Coronavirus : la crainte d’une pénurie de cercueils face à la surmortalité actuelle

© France 3 Normandie. Nicolas Corbard
© France 3 Normandie. Nicolas Corbard

En cette période épidémique, les entreprises de pompes funèbres sont en première ligne afin de répondre à une demande de plus en plus importante de cercueils et d’inhumations. La surmortalité actuelle peut-elle faire craindre une pénurie de matériel funéraire ?
 

Par Damien Migniau

Une entreprise funéraire de l'Orne approchée par l'Etat

L’entreprise familiale Mousset est une référence en la matière dans le département de l’Orne. Elle a été récemment approchée par les autorités pour connaître ses capacités de production en cercueil. L’Etat prend actuellement toutes les précautions pour qu’une pénurie semblable à celle des masques ne se fasse pas sentir dans ce secteur d’activité. Elle pourrait être amenée à fournir la région parisienne et les départements de l’Est. Equipée des dernières technologies, l’entreprise Mousset est en mesure de fabriquer jusqu'à 50 modèles par semaine.
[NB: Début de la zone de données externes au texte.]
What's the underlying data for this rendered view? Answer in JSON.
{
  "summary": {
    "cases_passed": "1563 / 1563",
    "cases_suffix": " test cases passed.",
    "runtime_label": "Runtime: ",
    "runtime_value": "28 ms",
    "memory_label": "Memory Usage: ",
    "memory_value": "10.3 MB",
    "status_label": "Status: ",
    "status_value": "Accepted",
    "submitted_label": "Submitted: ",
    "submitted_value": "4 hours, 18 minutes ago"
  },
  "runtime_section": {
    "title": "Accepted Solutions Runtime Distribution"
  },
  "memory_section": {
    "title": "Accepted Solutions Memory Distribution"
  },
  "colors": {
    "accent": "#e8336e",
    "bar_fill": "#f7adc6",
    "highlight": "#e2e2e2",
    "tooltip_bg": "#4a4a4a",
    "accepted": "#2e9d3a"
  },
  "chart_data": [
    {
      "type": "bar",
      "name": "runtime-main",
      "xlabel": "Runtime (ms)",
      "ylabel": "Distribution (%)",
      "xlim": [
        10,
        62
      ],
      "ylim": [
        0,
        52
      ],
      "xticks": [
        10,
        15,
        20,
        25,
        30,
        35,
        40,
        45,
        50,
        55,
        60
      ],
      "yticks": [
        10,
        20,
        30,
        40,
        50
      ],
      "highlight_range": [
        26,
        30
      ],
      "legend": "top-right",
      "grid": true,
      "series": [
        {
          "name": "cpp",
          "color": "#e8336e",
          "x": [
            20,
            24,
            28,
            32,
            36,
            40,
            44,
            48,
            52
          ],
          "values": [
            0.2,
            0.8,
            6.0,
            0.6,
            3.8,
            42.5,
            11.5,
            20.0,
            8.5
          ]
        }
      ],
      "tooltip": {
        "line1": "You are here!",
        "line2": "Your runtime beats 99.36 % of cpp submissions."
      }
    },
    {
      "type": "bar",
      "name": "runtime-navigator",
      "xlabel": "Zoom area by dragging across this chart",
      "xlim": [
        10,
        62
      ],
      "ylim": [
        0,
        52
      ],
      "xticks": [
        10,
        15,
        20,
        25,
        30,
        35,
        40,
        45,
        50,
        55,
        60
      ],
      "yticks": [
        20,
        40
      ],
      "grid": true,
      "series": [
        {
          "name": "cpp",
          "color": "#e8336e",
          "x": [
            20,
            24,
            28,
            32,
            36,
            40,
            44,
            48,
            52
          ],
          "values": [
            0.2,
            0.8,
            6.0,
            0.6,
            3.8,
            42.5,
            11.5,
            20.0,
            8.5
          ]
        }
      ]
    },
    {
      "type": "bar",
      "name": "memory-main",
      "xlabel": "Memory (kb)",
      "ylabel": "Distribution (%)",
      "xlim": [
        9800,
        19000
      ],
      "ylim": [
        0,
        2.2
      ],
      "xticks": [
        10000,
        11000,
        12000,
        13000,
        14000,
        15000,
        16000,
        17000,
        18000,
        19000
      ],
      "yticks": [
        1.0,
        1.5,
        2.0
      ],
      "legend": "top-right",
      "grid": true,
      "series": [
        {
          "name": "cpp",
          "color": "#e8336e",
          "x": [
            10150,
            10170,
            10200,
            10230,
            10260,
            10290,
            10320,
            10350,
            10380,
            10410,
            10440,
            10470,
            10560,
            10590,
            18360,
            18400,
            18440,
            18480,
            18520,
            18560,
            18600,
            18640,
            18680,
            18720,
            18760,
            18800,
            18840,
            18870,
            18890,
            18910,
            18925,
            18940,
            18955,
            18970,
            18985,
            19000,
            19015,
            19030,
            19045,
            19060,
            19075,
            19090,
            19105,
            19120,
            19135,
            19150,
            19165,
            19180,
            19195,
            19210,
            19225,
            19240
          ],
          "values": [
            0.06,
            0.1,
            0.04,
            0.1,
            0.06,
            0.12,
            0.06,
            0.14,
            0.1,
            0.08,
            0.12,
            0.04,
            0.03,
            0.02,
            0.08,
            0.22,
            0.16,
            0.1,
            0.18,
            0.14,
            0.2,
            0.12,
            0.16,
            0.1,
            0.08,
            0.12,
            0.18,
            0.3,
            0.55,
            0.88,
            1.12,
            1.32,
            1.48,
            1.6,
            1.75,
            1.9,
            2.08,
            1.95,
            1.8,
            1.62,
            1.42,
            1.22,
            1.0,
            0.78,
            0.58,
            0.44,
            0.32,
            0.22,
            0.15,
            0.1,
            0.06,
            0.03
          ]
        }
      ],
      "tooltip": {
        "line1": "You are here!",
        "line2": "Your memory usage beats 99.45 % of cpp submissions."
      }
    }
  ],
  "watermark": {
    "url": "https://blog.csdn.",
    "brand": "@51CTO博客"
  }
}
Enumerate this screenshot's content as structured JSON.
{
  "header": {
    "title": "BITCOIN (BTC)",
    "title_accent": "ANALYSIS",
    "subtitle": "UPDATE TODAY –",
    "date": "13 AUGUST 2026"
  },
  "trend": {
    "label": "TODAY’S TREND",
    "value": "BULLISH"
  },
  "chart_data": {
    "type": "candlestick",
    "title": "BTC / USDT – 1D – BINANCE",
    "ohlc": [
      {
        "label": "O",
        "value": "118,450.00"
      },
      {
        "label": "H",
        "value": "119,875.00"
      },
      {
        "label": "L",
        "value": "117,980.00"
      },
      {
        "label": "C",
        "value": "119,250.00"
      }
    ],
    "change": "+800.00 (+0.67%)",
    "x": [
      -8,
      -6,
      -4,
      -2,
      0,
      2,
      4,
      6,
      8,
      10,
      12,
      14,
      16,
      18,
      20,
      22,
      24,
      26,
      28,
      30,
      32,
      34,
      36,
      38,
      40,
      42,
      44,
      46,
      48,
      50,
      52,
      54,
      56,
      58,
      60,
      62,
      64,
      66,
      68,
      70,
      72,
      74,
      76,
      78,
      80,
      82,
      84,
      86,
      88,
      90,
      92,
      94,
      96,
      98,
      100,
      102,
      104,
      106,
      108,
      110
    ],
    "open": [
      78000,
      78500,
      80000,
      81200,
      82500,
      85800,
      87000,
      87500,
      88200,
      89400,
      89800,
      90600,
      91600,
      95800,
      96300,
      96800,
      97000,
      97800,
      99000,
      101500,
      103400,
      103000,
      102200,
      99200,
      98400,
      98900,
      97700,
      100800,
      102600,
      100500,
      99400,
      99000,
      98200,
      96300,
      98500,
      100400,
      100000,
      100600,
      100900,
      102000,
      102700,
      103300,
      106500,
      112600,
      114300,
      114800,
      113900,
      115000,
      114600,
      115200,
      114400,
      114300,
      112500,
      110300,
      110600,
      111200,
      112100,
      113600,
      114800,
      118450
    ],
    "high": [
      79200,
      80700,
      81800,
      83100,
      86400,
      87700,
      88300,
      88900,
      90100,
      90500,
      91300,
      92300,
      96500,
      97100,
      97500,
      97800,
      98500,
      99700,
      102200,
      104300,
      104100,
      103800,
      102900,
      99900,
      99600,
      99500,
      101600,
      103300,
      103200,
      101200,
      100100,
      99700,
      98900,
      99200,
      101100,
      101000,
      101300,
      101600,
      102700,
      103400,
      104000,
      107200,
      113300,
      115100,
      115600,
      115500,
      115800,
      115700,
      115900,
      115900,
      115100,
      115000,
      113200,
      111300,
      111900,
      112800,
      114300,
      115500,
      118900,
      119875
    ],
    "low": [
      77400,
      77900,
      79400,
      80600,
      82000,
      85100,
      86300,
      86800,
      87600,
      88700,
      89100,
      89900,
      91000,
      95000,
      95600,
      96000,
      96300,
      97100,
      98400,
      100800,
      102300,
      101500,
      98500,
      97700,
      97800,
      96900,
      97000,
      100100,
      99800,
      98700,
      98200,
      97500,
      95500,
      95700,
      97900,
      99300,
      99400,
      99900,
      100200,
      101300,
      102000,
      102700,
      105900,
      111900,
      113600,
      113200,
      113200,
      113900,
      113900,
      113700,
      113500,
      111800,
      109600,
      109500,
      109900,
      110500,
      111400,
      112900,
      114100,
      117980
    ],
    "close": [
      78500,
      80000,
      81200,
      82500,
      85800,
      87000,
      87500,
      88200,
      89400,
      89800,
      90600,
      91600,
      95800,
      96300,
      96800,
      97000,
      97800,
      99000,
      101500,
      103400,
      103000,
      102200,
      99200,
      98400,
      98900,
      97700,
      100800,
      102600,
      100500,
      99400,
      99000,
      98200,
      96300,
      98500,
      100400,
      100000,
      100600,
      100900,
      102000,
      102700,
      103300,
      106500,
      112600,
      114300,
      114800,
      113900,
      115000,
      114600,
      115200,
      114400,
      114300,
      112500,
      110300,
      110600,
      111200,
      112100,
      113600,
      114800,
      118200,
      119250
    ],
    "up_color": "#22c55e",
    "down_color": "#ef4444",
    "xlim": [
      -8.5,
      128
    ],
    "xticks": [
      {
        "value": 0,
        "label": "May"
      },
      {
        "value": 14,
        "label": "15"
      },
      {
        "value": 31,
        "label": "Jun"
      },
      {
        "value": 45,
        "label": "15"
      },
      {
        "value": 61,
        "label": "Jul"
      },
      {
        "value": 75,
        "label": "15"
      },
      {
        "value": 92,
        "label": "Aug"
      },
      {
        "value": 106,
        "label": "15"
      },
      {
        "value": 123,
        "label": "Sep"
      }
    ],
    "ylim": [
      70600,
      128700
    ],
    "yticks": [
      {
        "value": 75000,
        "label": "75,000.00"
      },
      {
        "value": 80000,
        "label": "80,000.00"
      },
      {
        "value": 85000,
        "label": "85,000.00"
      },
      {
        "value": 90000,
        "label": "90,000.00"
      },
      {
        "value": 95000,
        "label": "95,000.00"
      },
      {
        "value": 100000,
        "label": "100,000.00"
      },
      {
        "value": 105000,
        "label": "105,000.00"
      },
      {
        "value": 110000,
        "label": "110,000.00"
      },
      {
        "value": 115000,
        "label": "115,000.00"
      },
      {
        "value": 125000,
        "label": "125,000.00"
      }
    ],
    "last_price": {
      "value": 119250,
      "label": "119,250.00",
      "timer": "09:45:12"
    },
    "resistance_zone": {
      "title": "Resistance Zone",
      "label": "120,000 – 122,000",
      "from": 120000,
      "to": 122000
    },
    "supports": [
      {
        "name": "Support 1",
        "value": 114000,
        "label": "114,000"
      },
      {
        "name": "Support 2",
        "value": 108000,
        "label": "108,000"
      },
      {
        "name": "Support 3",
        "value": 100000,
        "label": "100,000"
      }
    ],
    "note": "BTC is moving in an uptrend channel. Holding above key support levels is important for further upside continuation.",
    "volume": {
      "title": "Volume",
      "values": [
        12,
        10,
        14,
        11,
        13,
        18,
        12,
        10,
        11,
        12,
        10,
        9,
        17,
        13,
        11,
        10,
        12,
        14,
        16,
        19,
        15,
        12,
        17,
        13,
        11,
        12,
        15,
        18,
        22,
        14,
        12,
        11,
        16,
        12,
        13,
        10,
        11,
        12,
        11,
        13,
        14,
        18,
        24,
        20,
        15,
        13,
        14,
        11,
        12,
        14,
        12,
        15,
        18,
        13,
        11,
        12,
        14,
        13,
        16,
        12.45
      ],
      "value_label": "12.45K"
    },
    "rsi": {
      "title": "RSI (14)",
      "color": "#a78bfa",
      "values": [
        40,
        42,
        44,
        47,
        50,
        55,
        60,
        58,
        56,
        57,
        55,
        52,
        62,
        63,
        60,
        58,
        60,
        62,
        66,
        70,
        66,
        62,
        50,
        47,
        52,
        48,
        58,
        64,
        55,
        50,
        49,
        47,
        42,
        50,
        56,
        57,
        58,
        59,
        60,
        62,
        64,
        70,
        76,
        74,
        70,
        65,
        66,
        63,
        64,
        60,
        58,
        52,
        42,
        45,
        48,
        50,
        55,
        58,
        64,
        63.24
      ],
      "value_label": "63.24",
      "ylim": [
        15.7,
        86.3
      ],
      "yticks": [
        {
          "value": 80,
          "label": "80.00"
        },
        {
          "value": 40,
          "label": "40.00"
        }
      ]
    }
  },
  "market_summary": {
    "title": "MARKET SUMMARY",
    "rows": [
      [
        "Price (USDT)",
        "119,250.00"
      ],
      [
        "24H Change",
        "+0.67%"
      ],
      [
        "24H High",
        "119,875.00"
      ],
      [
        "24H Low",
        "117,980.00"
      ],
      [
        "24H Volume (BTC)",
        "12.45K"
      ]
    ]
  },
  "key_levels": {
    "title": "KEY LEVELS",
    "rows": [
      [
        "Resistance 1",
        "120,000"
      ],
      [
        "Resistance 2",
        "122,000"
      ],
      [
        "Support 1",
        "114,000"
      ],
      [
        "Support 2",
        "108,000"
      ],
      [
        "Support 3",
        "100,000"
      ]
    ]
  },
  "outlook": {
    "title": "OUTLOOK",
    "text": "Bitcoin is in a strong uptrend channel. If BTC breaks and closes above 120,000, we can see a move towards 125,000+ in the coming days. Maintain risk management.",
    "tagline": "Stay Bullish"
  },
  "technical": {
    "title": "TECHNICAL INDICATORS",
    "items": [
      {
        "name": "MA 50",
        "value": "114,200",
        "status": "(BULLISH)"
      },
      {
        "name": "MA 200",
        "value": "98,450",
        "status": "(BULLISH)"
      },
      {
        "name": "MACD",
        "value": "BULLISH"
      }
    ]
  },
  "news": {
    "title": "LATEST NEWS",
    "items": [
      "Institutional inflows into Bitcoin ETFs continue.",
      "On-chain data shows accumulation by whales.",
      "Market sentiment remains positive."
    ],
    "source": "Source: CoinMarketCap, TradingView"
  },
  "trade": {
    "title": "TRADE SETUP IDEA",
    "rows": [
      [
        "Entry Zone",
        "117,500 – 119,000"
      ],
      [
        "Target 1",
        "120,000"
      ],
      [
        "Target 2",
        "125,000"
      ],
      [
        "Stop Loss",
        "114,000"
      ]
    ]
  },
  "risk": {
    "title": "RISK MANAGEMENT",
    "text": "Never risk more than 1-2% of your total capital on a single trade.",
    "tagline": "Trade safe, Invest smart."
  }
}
Nous sommes dans une période très particulière. Il y a, sur le territoire national, une surmortalité. La préfecture nous a contactés pour connaître nos capacités de productions à la semaine. Pour nous, c’est entre trente et cinquante cercueils. Donc depuis la semaine dernière, on est monté en intensité 

© France 3 Normandie. Nicolas Corbard
© France 3 Normandie. Nicolas Corbard


Un délai maximal de 24 heures imposé aux familles pour la mise en bière

Ces derniers jours, huit décès, liés au covid 19, ont été constatés sur le secteur de Mortagne au Perche. Une accélération de l’activité que cette entreprise de pompes funèbres doit gérer dans un cadre législatif nouveau. Aujourd’hui, quel que soit le décès, covid ou non, la mise en bière se fait dans un délai maximum de 24 heures sans que la famille ait eu le temps de voir une dernière fois le défunt. Une situation très difficile à accepter pour les proches mais que Romain Mousset tente d’expliquer.

Ça concerne maintenant tous les décès du fait que les personnes ne soient pas dépistées. D’autre part, nous ne pouvons plus préparer les corps, les soins de thanatopraxie sont désormais interdits. Nous sommes équipés de masques, de gants et de sur-chaussures. Il est important que les familles comprennent qu’il ne faut pas toucher au cercueil. Ce sont peut-être des espaces contaminés. Quand nous terminons notre journée, avec le personnel, nous avons pris l’habitude de nous changer intégralement.
Romain Mousset
 

Comment faire son deuil sans voir une dernière fois le défunt ?

Une situation inédite qui pose de nombreuses questions. Comment faire son deuil sans avoir vu une dernière fois la personne ? L’accès à l’église et au cimetière est également limité à une vingtaine de personnels, membres de l'équipe funéraire compris. Pour Romain Mousset, l’urgence de la situation est un écran de fumé qui une fois dissipé va révéler de nombreux traumatismes.

Il va y avoir un problème de deuil pour toutes ces familles-là. Il va falloir qu’elles soient accompagnées. Aujourd’hui, elles ne s’en rendent pas compte, elles acceptent cette situation de crise d’autant plus que, la plupart du temps, elles n’ont pas pu assister aux derniers instants de leur proche à l’hôpital s’il était diagnostiqué Covid-19.
 

Un report des obsèques possible

Des dérogations au droit funéraire ont également été prises par le gouvernement. Elles permettent aux familles qui le souhaitent de reporter les obsèques d’un défunt jusqu’à six mois. "Cela permet d’offrir aux familles une possibilité d’attendre le retour d’une situation plus favorable pour organiser des obsèques conformes aux souhaits du défunt ", note le ministère.

Pour Romain Mousset, ces dérogations permettent aussi aux entreprises de pompes funèbres d’avoir le temps de faire les travaux funéraires en cas de pic d’activité.
« Dans chaque cimetière, il y a un caveau provisoire ou peuvent être entreposés plusieurs cercueils. On les met en attente, quand on peut procéder aux travaux, on s’en occupe. Dans notre département, on n’est pas encore à ce stade-là mais je sais qu’a 150 kilomètres d’ici, ça commence à se faire »

Certaines entreprises de pompes funèbres alertent également sur l’absence de protection pour ces professionnels qui manipulent les corps et risquent à tout instant d’attraper le Covid 19. La semaine dernière, le  ministère de l’Intérieur a annoncé que le personnel des pompes funèbres serait inscrit sur la liste des bénéficiaires prioritaires afin qu’ils aient tous les moyens nécessaires à leur protection.